Heber J. Grant, alors président du Collège des douze apôtres, était aux côtés de Joseph F. Smith, président de l’Église, pendant les derniers moments de la vie de ce dernier, en 1918. Le président Smith prit la main de Heber et dit : « Que le Seigneur te bénisse, mon garçon, que le Seigneur te bénisse ; tu as une grande responsabilité. Souviens-toi toujours qu’il s’agit de l’œuvre du Seigneur et non pas de l’homme. Il est plus grand que tous les hommes. Il sait qui doit diriger son Église et il ne se trompe jamais. Que le Seigneur te bénisse1 ».

Avec ces mots d’encouragement, la présidence de l’Église de 459 000 membres incomba à Heber Jeddy Grant. La Première Guerre mondiale venait de se terminer, et les gens avaient du mal à se remettre de la terrible dévastation qu’elle avait causée. À l’automne 1918 éclata une épidémie mondiale de grippe qui tua plus de 20 millions de personnes. De ce fait, la conférence générale d’avril 1919, où le président Grant devait être soutenu, dut être reportée au mois de juin2.

Mais le dirigeant dont la taille dépassait un mètre quatre-vingt-cinq était prêt pour cette tâche. Pendant les vingt-six ans et demi qui suivirent, le président Grant servit comme prophète, voyant et révélateur. Ce septième président de l’Église servit plus longtemps que tous les autres, à l’exception de Brigham Young. Au cours de ces années le nombre des membres de l’Église doubla presque, atteignant 954 000 ; trois nouveaux temples furent construits et seize missions créées. Sous la direction du président Grant, l’Église lança le système d’entraide, commença à microfilmer les annales généalogiques, et mit en place le programme radiophonique hebdomadaire du Chœur du Tabernacle. Il fit un discours lors de la première émission radiophonique de l’Église et contribua de façon importante à changer l’image négative de l’Église à l’époque.

Jedediah et Rachel

Le président Grant avait été bien préparé spirituellement par l’exemple de ses parents. Son père, Jedediah M. Grant, deuxième conseiller de Brigham Young dans la Première Présidence, mourut de pneumonie à l’âge de quarante ans, neuf jours seulement après la naissance de Heber le 22 novembre 1856. Cependant, l’héritage de foi et de justice laissé par son père le motiva tout au long de sa vie. Le président Grant expliqua plus tard : « Des années après sa mort, je récoltais les fruits de son honnêteté et de ses œuvres fidèles3. »
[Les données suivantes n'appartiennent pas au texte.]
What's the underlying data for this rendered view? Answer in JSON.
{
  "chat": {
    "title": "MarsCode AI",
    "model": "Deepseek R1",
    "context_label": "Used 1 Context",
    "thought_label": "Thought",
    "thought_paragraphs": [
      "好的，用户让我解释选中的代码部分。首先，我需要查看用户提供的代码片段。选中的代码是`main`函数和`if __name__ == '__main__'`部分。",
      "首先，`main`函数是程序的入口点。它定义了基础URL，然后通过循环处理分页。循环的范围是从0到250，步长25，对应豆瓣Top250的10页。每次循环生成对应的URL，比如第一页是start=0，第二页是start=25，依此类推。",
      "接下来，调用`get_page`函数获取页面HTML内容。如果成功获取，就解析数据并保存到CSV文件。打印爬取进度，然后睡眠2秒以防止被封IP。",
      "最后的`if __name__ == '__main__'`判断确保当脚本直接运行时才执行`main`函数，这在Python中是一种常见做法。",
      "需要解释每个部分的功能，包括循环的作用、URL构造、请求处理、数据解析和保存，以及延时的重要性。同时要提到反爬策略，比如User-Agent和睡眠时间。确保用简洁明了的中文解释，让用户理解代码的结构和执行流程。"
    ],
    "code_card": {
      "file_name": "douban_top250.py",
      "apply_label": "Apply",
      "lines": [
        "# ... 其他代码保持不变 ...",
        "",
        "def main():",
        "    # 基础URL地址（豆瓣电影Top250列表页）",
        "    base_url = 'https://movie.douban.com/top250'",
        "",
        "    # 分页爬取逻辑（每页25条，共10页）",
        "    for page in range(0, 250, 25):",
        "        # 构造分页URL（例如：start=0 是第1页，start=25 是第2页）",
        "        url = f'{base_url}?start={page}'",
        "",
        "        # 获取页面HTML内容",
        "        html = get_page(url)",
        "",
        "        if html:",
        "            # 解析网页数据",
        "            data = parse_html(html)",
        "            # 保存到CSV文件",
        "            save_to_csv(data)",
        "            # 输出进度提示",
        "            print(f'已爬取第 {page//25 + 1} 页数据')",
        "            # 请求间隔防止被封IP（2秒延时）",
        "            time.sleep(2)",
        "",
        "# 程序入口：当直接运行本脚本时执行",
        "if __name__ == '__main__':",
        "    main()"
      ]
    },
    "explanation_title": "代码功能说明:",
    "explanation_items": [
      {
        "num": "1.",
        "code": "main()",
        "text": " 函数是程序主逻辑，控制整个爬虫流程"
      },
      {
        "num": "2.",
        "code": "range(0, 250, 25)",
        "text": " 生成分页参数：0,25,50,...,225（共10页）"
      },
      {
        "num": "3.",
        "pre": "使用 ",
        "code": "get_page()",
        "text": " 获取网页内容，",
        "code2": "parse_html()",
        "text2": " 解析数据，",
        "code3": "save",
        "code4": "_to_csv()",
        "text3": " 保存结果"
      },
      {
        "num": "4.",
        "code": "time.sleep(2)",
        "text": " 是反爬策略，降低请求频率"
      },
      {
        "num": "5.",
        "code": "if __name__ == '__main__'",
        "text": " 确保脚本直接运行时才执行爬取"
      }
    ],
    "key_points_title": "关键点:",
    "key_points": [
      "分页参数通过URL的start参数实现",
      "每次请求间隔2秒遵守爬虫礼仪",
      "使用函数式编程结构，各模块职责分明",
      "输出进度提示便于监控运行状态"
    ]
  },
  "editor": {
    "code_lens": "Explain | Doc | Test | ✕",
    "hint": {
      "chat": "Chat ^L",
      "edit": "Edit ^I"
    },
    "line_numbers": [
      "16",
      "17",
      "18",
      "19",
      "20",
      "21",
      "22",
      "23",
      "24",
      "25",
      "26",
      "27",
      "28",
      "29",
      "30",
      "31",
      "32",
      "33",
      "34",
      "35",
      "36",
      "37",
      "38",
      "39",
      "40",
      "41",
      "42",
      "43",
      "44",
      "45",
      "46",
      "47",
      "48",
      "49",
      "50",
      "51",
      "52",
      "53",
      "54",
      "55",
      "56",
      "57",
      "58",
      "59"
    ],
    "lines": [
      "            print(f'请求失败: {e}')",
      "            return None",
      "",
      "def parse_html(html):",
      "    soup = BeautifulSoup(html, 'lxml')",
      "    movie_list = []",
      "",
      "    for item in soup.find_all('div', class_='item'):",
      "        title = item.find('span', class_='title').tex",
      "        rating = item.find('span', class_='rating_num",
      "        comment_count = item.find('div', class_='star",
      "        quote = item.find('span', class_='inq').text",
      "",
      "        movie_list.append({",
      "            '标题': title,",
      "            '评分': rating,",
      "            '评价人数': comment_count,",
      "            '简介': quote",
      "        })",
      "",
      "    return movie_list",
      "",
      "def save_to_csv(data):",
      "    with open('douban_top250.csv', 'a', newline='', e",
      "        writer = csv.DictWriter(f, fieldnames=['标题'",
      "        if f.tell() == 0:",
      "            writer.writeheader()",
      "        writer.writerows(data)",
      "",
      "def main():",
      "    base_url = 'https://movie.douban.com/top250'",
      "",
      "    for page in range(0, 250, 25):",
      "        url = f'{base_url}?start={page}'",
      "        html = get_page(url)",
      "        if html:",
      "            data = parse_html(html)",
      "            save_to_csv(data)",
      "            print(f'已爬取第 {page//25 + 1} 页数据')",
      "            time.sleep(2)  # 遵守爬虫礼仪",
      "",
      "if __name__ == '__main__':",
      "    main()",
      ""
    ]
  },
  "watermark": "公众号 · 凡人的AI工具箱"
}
L’influence de la mère de Heber, Rachel Ridgeway Ivins, fut tout aussi grande. Avant que Rachel ne devienne membre de l’Église, sa riche famille de l’Est des États-Unis lui offrit une rente importante, à condition qu’elle renonce à l’Évangile de Jésus-Christ. Mais elle refusa et resta fidèle à son témoignage. Après la mort de son mari, la jeune veuve sans ressources gagna sa vie en faisant de la couture et en prenant des pensionnaires pour subvenir aux besoins de son fils.
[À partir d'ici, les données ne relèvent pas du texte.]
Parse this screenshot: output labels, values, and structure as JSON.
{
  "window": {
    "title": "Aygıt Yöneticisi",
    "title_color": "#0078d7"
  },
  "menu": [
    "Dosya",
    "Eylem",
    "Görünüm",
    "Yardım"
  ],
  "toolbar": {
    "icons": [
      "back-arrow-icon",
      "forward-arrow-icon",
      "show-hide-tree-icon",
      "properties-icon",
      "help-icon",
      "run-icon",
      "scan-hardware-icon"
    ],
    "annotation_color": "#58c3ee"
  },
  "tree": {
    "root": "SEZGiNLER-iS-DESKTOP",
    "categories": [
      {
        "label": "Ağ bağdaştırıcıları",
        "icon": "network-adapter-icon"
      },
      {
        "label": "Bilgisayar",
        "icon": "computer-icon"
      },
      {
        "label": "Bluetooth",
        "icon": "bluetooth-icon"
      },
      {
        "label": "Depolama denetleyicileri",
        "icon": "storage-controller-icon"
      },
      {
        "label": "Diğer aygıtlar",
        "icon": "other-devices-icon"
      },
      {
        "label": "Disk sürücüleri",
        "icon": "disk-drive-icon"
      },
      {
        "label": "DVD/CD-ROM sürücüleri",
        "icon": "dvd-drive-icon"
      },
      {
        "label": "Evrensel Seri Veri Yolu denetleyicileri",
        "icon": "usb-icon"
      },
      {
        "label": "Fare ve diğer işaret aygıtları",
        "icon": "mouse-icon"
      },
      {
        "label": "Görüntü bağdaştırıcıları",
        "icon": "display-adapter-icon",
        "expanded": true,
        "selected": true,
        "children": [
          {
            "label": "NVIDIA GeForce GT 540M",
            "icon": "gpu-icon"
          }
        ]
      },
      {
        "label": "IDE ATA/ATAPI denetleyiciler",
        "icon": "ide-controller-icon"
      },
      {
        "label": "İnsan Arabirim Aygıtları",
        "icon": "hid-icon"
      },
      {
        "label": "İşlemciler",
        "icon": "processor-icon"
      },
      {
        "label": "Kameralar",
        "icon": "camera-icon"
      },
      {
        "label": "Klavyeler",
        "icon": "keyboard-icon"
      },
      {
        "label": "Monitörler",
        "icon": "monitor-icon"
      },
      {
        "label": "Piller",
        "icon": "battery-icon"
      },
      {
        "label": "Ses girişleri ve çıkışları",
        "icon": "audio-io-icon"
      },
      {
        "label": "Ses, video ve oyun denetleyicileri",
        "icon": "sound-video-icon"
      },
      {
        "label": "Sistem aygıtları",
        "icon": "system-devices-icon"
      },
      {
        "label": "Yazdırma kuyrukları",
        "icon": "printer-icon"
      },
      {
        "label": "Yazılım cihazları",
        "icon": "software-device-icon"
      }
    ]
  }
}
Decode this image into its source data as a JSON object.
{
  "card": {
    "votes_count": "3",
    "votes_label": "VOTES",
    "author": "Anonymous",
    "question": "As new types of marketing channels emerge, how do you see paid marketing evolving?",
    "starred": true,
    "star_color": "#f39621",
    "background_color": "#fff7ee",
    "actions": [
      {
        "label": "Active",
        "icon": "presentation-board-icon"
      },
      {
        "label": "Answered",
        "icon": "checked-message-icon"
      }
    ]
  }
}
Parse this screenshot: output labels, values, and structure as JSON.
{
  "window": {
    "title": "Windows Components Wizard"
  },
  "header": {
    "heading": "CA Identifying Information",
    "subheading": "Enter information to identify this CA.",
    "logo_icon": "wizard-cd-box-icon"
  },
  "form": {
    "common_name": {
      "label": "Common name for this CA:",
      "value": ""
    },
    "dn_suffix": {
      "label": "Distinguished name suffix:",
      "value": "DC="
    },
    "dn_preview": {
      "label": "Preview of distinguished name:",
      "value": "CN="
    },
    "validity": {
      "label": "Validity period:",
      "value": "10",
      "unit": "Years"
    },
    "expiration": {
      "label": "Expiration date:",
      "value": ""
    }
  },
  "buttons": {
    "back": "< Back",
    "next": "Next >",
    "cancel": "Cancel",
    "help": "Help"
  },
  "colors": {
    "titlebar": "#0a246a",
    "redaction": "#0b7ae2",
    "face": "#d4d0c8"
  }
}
Elle enseigna à Heber la valeur du travail, et ensemble ils vivotèrent. Ce faisant, Rachel et Heber devinrent très proches. Plus tard, il dit d’elle : « Ma mère fut tout pour l’homme que je suis aujourd’hui. Elle fut pour moi aussi bien père et mère, elle me donna un exemple d’intégrité, de dévouement et d’amour, de détermination, et d’honneur sans égal. Aujourd’hui, je suis président de l’Église parce que j’ai suivi les conseils et le témoignage ardent de la divinité de l’œuvre de Dieu que j’ai reçus de ma mère4. »

L’influence d’un prophète

Bien que sa mère ait été l’influence principale dans la vie de Heber, le Seigneur plaça sur son chemin beaucoup d’autres personnes pour le guider et l’orienter. L’une des premières fut Brigham Young (1801-1877). Le jeune Heber, trop pauvre pour posséder une luge, s’amusait en hiver à s’accrocher aux véhicules qui passaient, et glissait ainsi sur la neige sur une certaine distance avant de lâcher. Un jour, à l’âge de six ans, Heber s’accrocha au traîneau du président Young. Selon Heber qui le raconta plus tard, le président Young « aimait bien un bel équipage, et allait assez vite. » Il ajouta : « Je me suis donc trouvé glissant à une telle vitesse que je n’osais pas sauter, et après un certain temps, j’ai eu très froid. »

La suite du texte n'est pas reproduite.